The Austrian import and export industry is nearing pre-crisis levels, figures presented today (Fri) confirm.
Federal statistics organisation Statistik Austria announced that firms based in the country exported products worth 109.37 billion Euros in 2010, up by 16.7 per cent compared to 2009. The value of exports dropped by nearly 19 per cent from 2008 – when a once-in-a-generation recession hit the global economy – to the next year. The 2010 export figure equals 93.1 per cent of the value of exports in 2008.
The value of Austrian imports increased by 16.5 per cent from 2009 to 2010 to 113.65 billion Euros after a 15 per cent decrease from 2008 to 2009. Austrian companies’ imports ranged around five per cent below the value of such activities in 2008.
Germany has retained its place as Austria’s most essential trading partner. Nearly a third (31.6 per cent) of all products shipped into Austria were manufactured in Germany. Almost 40 per cent of Austrian firms’ import businesses (39.5 per cent) were conducted with Germany in 2010.
Only a few weeks ago, ÖVP Economy Minister Reinhold Mitterlehner announced exporting firms which have their headquarters in Austria should increase their focus on business activities in emerging markets to stay competitive.
Mitterlehner said around 83 per cent of all Austrian exports occur within Europe. He pointed out that Germany was much less dependent on other European states with an export share of just 71 per cent. The minister revealed his target was to raise the value of Austrian exports to markets outside Europe by 13 per cent to 30 per cent by 2020. He launched a programme including financial stimuli for small and medium-sized enterprises (SMEs) to achieve this share.
Austria’s economy weathered the crisis comparably well. The country’s part-time scheme – which included subsidies for firms which put staff into short time instead of laying them off despite a decline of orders – has been praised as a role model to get through economic turmoil by the European Commission (EC).
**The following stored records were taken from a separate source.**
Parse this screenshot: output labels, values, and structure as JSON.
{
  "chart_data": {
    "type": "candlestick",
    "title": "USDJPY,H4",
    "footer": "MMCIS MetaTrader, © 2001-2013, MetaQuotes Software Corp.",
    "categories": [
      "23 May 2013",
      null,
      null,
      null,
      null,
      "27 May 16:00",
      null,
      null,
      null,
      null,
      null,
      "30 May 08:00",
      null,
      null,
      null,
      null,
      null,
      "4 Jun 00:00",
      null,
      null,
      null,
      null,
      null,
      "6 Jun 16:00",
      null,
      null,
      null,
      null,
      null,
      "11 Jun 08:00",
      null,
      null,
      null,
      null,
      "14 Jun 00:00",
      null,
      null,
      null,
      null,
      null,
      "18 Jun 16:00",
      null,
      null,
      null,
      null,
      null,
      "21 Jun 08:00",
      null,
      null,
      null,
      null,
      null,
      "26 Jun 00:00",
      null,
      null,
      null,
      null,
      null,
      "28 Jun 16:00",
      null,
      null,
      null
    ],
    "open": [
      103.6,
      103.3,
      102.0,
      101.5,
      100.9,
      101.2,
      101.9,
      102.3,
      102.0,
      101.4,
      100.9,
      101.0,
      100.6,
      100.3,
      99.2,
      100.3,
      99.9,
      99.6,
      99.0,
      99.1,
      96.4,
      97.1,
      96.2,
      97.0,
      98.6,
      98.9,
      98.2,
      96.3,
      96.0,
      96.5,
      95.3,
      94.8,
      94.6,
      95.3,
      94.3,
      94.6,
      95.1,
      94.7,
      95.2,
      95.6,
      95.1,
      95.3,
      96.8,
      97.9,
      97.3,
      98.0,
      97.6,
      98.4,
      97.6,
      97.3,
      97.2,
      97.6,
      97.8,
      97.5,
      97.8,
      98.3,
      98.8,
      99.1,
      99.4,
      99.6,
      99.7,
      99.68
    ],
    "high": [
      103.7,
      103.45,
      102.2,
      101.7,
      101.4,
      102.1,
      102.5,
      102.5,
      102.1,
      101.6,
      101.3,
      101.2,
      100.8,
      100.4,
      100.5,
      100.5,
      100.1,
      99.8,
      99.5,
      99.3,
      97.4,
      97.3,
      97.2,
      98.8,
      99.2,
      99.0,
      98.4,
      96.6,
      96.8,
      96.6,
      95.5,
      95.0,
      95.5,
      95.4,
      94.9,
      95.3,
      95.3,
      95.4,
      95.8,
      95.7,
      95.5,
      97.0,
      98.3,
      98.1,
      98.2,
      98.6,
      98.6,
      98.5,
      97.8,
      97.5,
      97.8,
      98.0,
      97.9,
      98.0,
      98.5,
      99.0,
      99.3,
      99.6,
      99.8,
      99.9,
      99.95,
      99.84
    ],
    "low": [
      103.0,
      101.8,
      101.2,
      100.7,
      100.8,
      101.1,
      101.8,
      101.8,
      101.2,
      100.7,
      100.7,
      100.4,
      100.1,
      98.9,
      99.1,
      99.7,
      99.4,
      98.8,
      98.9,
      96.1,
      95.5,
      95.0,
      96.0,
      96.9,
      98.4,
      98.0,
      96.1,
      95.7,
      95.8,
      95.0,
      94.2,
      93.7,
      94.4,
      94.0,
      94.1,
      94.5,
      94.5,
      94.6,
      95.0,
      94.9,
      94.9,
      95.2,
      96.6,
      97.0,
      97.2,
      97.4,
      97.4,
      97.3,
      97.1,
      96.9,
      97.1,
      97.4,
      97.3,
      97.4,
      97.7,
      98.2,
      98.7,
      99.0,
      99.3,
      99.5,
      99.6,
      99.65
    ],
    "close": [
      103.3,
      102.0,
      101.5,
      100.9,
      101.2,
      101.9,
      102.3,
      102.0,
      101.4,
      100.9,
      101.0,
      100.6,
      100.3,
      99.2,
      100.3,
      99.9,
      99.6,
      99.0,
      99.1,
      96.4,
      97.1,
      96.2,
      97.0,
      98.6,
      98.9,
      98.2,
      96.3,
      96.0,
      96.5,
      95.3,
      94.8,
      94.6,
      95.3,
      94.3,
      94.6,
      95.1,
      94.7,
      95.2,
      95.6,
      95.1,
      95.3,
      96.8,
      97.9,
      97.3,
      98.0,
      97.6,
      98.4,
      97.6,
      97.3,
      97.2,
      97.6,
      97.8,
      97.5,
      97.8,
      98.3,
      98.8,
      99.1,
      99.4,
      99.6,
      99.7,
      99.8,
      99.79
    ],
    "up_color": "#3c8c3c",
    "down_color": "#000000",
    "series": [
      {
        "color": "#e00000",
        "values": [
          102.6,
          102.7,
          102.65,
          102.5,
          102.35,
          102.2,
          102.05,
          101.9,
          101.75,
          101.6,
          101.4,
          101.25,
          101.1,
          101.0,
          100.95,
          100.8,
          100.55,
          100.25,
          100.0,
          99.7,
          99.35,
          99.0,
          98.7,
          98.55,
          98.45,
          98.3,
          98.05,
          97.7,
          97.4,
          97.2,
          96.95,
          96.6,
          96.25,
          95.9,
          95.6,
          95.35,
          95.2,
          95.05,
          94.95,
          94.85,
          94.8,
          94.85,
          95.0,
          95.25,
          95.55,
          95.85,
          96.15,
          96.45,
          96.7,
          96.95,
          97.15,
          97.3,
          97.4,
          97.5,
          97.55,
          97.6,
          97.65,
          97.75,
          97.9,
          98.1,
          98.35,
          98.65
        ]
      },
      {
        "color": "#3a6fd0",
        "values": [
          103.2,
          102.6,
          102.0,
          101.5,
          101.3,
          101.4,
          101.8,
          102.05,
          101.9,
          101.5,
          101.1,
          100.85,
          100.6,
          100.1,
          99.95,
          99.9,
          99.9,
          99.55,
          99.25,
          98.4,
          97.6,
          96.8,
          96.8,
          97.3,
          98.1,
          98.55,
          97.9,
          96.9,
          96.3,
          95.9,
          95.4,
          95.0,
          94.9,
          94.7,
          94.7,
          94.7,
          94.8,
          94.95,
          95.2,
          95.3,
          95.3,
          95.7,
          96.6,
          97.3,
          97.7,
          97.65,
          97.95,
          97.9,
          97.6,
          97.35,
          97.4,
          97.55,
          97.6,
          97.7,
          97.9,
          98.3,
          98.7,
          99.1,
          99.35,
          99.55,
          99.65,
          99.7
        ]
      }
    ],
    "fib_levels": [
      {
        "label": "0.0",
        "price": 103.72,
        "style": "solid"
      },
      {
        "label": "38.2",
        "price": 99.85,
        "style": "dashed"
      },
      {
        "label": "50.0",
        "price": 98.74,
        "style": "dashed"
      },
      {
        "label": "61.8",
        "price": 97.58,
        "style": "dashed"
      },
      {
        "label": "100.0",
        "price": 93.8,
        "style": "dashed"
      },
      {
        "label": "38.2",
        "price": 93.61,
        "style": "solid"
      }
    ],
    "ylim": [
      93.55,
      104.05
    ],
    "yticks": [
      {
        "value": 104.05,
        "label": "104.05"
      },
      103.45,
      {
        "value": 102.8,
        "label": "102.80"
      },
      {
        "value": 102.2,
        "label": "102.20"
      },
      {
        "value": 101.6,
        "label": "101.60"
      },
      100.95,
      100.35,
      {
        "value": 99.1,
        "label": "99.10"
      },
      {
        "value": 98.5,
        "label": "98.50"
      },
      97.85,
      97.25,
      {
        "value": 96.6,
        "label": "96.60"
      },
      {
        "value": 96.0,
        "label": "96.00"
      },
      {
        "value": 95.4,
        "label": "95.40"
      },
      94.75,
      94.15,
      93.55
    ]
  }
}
Some of Austria’s leading companies but also several SMEs took advantage of the cooperation offer made by the federal coalition of Social Democrats (SPÖ) and the conservative ÖVP.
At the same time, an increasing number of CEOs is appealing to political leaders to press on with reforms to the country’s bureaucracy to save costs and turn Austria into a more efficient nation. Experts see a saving potential of hundreds of millions of Euros a year if the SPÖ-ÖVP government finally dares to carry out such a restructuring process. The coalition is forced to reduce the growing state debt which ranges beyond 70 per cent of the gross domestic product (GDP) at the moment. The Republic of Austria has debts of more than 200 billion Euros, and forecasts show that this figure is set to soar in coming years.
Company leaders and economists have also criticised the country’s taxation modus. Experts have claimed that low and medium incomes are burdened too heavily while large assets are not targeted in any way. ÖVP Finance Minister Maria Fekter said she planned to reform the tax system in favour of hardworking people and families. The minister explained her goal was to create a “fairer and more logical” fiscal system.